Ans: c. There are seven pairs of vertebrosternal, three pairs of vertebrochondral and two pairs of vertebral ribs.
Vertebrosternal ribs which are also called true ribs are joined to the thoracic vertebrae on the dorsal side and connected to the sternum on the ventral side by hyaline cartilage. The first seven pairs of ribs are true ribs.
The eighth, ninth, and tenth pairs of ribs do not articulate directly with the sternum but are joined by hyaline cartilage to the seventh ribs. These are vertebrochondral ribs, sometimes known as false ribs.
Only the first seven pairs of ribs are ventrally attached to the sternum; the last two pairs of ribs, 11 and 12, are called floating ribs because they are not connected ventrally.
Trick to remember:
True ribs- Vertebrosternal ribs
False ribs- vertebrochondral ribs
Floating ribs- last two pairs of ribs
2. The pivot joint between atlas and axis is a type of
a. Fibrous joint
b. Cartilaginous joint
c. Synovial joint
d. Saddle joint
Ans: c. Synovial joint
A synovial joint is a form of pivot joint. The synovial joints allow for considerable movement as the area between the articulating surfaces of the two bones is filled with synovial fluid.

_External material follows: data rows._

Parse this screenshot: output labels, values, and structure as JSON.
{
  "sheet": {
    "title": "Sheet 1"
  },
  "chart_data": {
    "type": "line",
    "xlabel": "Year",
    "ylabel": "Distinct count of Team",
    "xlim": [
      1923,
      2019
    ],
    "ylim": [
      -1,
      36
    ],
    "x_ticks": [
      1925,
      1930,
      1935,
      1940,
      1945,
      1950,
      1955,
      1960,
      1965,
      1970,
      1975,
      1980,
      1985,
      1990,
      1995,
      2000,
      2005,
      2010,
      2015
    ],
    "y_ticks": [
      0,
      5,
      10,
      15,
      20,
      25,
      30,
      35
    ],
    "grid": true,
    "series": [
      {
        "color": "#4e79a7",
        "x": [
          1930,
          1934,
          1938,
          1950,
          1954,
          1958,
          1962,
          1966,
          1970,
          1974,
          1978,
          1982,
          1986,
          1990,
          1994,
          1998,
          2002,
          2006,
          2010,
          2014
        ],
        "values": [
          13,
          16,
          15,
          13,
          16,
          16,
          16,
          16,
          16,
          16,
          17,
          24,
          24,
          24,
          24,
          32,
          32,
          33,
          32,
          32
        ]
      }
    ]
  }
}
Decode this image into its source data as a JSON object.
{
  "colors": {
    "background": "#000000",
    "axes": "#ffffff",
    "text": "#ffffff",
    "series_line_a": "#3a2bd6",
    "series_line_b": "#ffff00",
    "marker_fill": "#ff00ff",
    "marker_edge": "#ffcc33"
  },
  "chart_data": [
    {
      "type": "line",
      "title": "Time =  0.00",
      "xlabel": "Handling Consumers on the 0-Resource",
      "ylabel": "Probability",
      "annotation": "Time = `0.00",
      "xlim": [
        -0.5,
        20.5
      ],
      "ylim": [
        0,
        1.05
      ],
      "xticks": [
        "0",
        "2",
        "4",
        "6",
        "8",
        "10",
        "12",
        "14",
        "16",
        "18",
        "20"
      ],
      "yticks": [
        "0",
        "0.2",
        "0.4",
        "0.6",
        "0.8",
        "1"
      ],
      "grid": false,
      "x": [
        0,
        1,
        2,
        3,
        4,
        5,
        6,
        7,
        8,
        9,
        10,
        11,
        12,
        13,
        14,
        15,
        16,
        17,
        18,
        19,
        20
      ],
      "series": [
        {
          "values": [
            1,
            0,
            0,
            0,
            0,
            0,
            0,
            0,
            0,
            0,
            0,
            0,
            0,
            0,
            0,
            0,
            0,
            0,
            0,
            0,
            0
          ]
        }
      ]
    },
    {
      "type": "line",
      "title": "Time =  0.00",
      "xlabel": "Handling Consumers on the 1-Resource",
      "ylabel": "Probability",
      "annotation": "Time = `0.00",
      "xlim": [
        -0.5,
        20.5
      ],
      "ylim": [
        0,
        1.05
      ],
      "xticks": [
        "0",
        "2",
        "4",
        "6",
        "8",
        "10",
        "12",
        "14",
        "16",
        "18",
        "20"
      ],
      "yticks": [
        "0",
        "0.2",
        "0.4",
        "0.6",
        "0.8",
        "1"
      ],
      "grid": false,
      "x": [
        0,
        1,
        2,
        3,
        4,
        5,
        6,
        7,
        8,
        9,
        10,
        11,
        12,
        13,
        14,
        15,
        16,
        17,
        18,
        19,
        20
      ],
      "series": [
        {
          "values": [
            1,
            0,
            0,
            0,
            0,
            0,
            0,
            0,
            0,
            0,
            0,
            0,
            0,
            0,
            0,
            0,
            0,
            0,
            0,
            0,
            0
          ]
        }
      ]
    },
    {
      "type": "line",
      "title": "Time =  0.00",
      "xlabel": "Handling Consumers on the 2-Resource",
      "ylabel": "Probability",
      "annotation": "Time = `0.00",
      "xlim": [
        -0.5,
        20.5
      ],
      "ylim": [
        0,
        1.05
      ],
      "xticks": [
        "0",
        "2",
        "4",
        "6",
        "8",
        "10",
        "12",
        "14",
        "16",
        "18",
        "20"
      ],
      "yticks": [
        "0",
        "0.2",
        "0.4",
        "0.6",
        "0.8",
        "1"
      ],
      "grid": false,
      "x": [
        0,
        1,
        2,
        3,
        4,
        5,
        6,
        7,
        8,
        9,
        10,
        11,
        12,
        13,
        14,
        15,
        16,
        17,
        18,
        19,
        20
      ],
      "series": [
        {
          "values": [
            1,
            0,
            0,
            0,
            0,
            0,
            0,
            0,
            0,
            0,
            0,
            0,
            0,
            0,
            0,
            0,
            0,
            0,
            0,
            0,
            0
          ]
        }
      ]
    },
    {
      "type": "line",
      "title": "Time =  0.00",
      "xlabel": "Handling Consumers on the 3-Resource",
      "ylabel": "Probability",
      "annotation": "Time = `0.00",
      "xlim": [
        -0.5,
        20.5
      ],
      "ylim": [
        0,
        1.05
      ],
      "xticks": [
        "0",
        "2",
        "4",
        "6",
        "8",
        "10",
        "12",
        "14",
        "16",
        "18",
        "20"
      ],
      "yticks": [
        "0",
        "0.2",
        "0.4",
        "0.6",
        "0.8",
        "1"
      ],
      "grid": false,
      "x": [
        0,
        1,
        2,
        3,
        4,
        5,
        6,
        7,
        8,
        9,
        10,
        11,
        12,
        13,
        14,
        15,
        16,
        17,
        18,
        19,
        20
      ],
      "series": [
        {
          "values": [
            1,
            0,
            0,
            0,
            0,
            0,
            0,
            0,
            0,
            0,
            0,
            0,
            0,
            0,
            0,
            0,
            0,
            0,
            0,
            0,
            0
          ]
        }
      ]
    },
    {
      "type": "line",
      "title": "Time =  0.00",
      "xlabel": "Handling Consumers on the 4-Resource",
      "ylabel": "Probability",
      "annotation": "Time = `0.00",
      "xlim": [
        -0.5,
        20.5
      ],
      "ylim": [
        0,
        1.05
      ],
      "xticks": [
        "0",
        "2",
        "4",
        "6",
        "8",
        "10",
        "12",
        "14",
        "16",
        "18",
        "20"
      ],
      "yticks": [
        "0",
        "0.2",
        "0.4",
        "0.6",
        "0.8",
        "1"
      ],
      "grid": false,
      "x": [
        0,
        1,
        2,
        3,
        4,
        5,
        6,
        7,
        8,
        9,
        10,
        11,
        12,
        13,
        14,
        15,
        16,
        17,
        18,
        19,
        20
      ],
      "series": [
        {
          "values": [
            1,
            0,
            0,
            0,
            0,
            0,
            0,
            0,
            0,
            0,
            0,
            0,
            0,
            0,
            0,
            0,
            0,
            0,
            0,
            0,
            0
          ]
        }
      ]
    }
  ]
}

Trick to remember: Synovial joint- allow for movement
1. The _______ muscle is in charge of pulling the lower jaw, head, and tongue together.
a. Backwards.
b. Maximus
c. Retractor
d. Abductor
Ans: c. Retractor
The retractor muscle is the muscle that pulls the body component in the opposite direction.

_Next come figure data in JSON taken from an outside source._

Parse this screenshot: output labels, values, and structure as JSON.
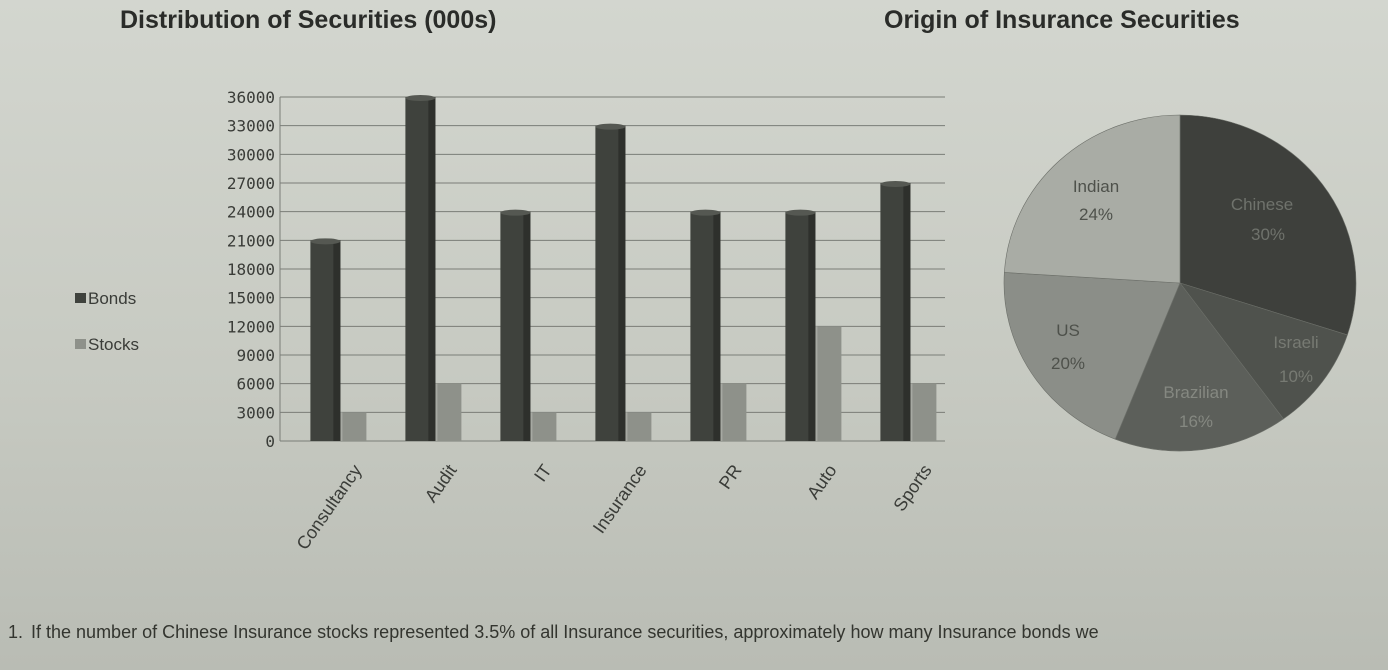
{
  "titles": {
    "bar": "Distribution of Securities (000s)",
    "pie": "Origin of Insurance Securities"
  },
  "question": {
    "number": "1.",
    "text": "If the number of Chinese Insurance stocks represented 3.5% of all Insurance securities, approximately how many Insurance bonds we"
  },
  "colors": {
    "bonds": "#3f423d",
    "stocks": "#8e918a",
    "gridline": "#7a7d77",
    "axis_text": "#3a3c38",
    "pie_chinese": "#3e403c",
    "pie_israeli": "#4f524d",
    "pie_brazilian": "#5c5f5a",
    "pie_us": "#8b8e88",
    "pie_indian": "#a9aca5"
  },
  "chart_data": [
    {
      "type": "bar",
      "title": "Distribution of Securities (000s)",
      "categories": [
        "Consultancy",
        "Audit",
        "IT",
        "Insurance",
        "PR",
        "Auto",
        "Sports"
      ],
      "series": [
        {
          "name": "Bonds",
          "values": [
            21000,
            36000,
            24000,
            33000,
            24000,
            24000,
            27000
          ]
        },
        {
          "name": "Stocks",
          "values": [
            3000,
            6000,
            3000,
            3000,
            6000,
            12000,
            6000
          ]
        }
      ],
      "yticks": [
        "0",
        "3000",
        "6000",
        "9000",
        "12000",
        "15000",
        "18000",
        "21000",
        "24000",
        "27000",
        "30000",
        "33000",
        "36000"
      ],
      "ylim": [
        0,
        36000
      ],
      "grid": true,
      "legend": "left"
    },
    {
      "type": "pie",
      "title": "Origin of Insurance Securities",
      "slices": [
        {
          "label": "Chinese",
          "pct_label": "30%",
          "value": 30
        },
        {
          "label": "Israeli",
          "pct_label": "10%",
          "value": 10
        },
        {
          "label": "Brazilian",
          "pct_label": "16%",
          "value": 16
        },
        {
          "label": "US",
          "pct_label": "20%",
          "value": 20
        },
        {
          "label": "Indian",
          "pct_label": "24%",
          "value": 24
        }
      ]
    }
  ]
}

2. During muscle contraction:
a. ATP is broken down
b. ATP is formed
c. GTP is broken down
d. None of the above
Ans: a. ATP is broken down
ATP is broken down into ADP and phosphate, releasing energy that is stored in the myosin head, and later used for myosin and actin binding, resulting in muscle contraction.
Key point to remember: ATP breakdown- release of energy
This article is written keeping in mind the students who are preparing for NEET 2022 or will prepare in the future. It covers all of the major concepts of the chapter and provides clear explanations, making it ideal for quick and successful study and revision. It covers key ideas, concepts, and problems from previous year's NEET question papers, as well as NEET practice tests and Biology NCERT books. Make sure to test your understanding and level of preparedness by attempting the practice question on your own.

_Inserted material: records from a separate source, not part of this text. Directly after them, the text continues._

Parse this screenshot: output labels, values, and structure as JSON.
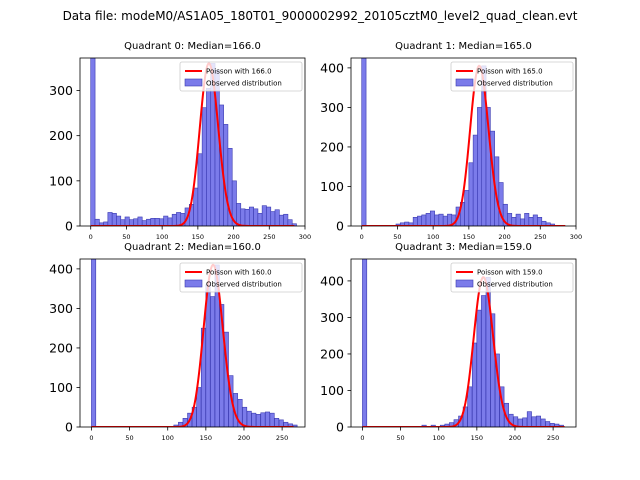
{
  "suptitle": "Data file: modeM0/AS1A05_180T01_9000002992_20105cztM0_level2_quad_clean.evt",
  "colors": {
    "hist_fill": "#7b7bea",
    "hist_edge": "#3a3ab0",
    "poisson": "#ff0000",
    "axis": "#000000"
  },
  "chart_data": [
    {
      "type": "bar",
      "title": "Quadrant 0: Median=166.0",
      "median": 166.0,
      "legend": [
        "Poisson with 166.0",
        "Observed distribution"
      ],
      "legend_position": "upper right",
      "xlim": [
        -15,
        300
      ],
      "ylim": [
        0,
        372
      ],
      "xticks": [
        0,
        50,
        100,
        150,
        200,
        250,
        300
      ],
      "yticks": [
        0,
        100,
        200,
        300
      ],
      "bin_width": 6.1,
      "bins": [
        [
          0,
          372
        ],
        [
          6,
          15
        ],
        [
          12,
          7
        ],
        [
          18,
          9
        ],
        [
          24,
          30
        ],
        [
          30,
          28
        ],
        [
          36,
          22
        ],
        [
          42,
          14
        ],
        [
          48,
          20
        ],
        [
          54,
          14
        ],
        [
          60,
          16
        ],
        [
          66,
          20
        ],
        [
          72,
          12
        ],
        [
          78,
          15
        ],
        [
          84,
          17
        ],
        [
          90,
          17
        ],
        [
          96,
          16
        ],
        [
          102,
          22
        ],
        [
          108,
          18
        ],
        [
          114,
          26
        ],
        [
          120,
          30
        ],
        [
          126,
          28
        ],
        [
          132,
          40
        ],
        [
          138,
          48
        ],
        [
          144,
          84
        ],
        [
          150,
          160
        ],
        [
          156,
          262
        ],
        [
          162,
          305
        ],
        [
          168,
          360
        ],
        [
          174,
          345
        ],
        [
          180,
          268
        ],
        [
          186,
          225
        ],
        [
          192,
          172
        ],
        [
          198,
          100
        ],
        [
          204,
          50
        ],
        [
          210,
          38
        ],
        [
          216,
          37
        ],
        [
          222,
          42
        ],
        [
          228,
          38
        ],
        [
          234,
          28
        ],
        [
          240,
          45
        ],
        [
          246,
          42
        ],
        [
          252,
          32
        ],
        [
          258,
          36
        ],
        [
          264,
          24
        ],
        [
          270,
          26
        ],
        [
          276,
          14
        ],
        [
          282,
          5
        ]
      ]
    },
    {
      "type": "bar",
      "title": "Quadrant 1: Median=165.0",
      "median": 165.0,
      "legend": [
        "Poisson with 165.0",
        "Observed distribution"
      ],
      "legend_position": "upper right",
      "xlim": [
        -15,
        300
      ],
      "ylim": [
        0,
        425
      ],
      "xticks": [
        0,
        50,
        100,
        150,
        200,
        250,
        300
      ],
      "yticks": [
        0,
        100,
        200,
        300,
        400
      ],
      "bin_width": 6.1,
      "bins": [
        [
          0,
          425
        ],
        [
          48,
          5
        ],
        [
          54,
          8
        ],
        [
          60,
          10
        ],
        [
          66,
          8
        ],
        [
          72,
          22
        ],
        [
          78,
          25
        ],
        [
          84,
          28
        ],
        [
          90,
          32
        ],
        [
          96,
          38
        ],
        [
          102,
          28
        ],
        [
          108,
          30
        ],
        [
          114,
          25
        ],
        [
          120,
          30
        ],
        [
          126,
          28
        ],
        [
          132,
          48
        ],
        [
          138,
          60
        ],
        [
          144,
          90
        ],
        [
          150,
          160
        ],
        [
          156,
          230
        ],
        [
          162,
          300
        ],
        [
          168,
          405
        ],
        [
          174,
          300
        ],
        [
          180,
          240
        ],
        [
          186,
          175
        ],
        [
          192,
          110
        ],
        [
          198,
          55
        ],
        [
          204,
          32
        ],
        [
          210,
          22
        ],
        [
          216,
          30
        ],
        [
          222,
          18
        ],
        [
          228,
          32
        ],
        [
          234,
          22
        ],
        [
          240,
          28
        ],
        [
          246,
          22
        ],
        [
          252,
          12
        ],
        [
          258,
          8
        ],
        [
          264,
          5
        ]
      ]
    },
    {
      "type": "bar",
      "title": "Quadrant 2: Median=160.0",
      "median": 160.0,
      "legend": [
        "Poisson with 160.0",
        "Observed distribution"
      ],
      "legend_position": "upper right",
      "xlim": [
        -15,
        280
      ],
      "ylim": [
        0,
        425
      ],
      "xticks": [
        0,
        50,
        100,
        150,
        200,
        250
      ],
      "yticks": [
        0,
        100,
        200,
        300,
        400
      ],
      "bin_width": 5.7,
      "bins": [
        [
          0,
          425
        ],
        [
          108,
          5
        ],
        [
          114,
          12
        ],
        [
          120,
          22
        ],
        [
          126,
          35
        ],
        [
          132,
          50
        ],
        [
          138,
          100
        ],
        [
          144,
          250
        ],
        [
          150,
          360
        ],
        [
          156,
          330
        ],
        [
          162,
          410
        ],
        [
          168,
          310
        ],
        [
          174,
          240
        ],
        [
          180,
          130
        ],
        [
          186,
          85
        ],
        [
          192,
          70
        ],
        [
          198,
          50
        ],
        [
          204,
          40
        ],
        [
          210,
          35
        ],
        [
          216,
          32
        ],
        [
          222,
          36
        ],
        [
          228,
          38
        ],
        [
          234,
          35
        ],
        [
          240,
          22
        ],
        [
          246,
          18
        ],
        [
          252,
          12
        ],
        [
          258,
          8
        ],
        [
          264,
          5
        ]
      ]
    },
    {
      "type": "bar",
      "title": "Quadrant 3: Median=159.0",
      "median": 159.0,
      "legend": [
        "Poisson with 159.0",
        "Observed distribution"
      ],
      "legend_position": "upper right",
      "xlim": [
        -15,
        280
      ],
      "ylim": [
        0,
        460
      ],
      "xticks": [
        0,
        50,
        100,
        150,
        200,
        250
      ],
      "yticks": [
        0,
        100,
        200,
        300,
        400
      ],
      "bin_width": 5.7,
      "bins": [
        [
          0,
          460
        ],
        [
          78,
          5
        ],
        [
          90,
          5
        ],
        [
          102,
          5
        ],
        [
          108,
          8
        ],
        [
          114,
          12
        ],
        [
          120,
          20
        ],
        [
          126,
          30
        ],
        [
          132,
          55
        ],
        [
          138,
          110
        ],
        [
          144,
          230
        ],
        [
          150,
          320
        ],
        [
          156,
          360
        ],
        [
          162,
          410
        ],
        [
          168,
          310
        ],
        [
          174,
          200
        ],
        [
          180,
          110
        ],
        [
          186,
          65
        ],
        [
          192,
          35
        ],
        [
          198,
          28
        ],
        [
          204,
          22
        ],
        [
          210,
          25
        ],
        [
          216,
          42
        ],
        [
          222,
          28
        ],
        [
          228,
          30
        ],
        [
          234,
          22
        ],
        [
          240,
          15
        ],
        [
          246,
          10
        ],
        [
          252,
          8
        ],
        [
          258,
          5
        ]
      ]
    }
  ]
}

1. What are the names of the chapters that hold more weightage in NEET?
Human Physiology, Biological Classification, Molecular Basis of Inheritance, and Biomolecules had the highest weightage from the previous year's NEET paper analysis.
2. What is the number of questions that are asked from Human Physiology in NEET?
The number of questions that come from this unit are 13.
3. For NEET, how many MCQs should I solve per day?
As you will have to solve 180 MCQs in 180 minutes without losing pace and concentration, it is advisable that you practice at least 250 MCQs in 250 minutes per day.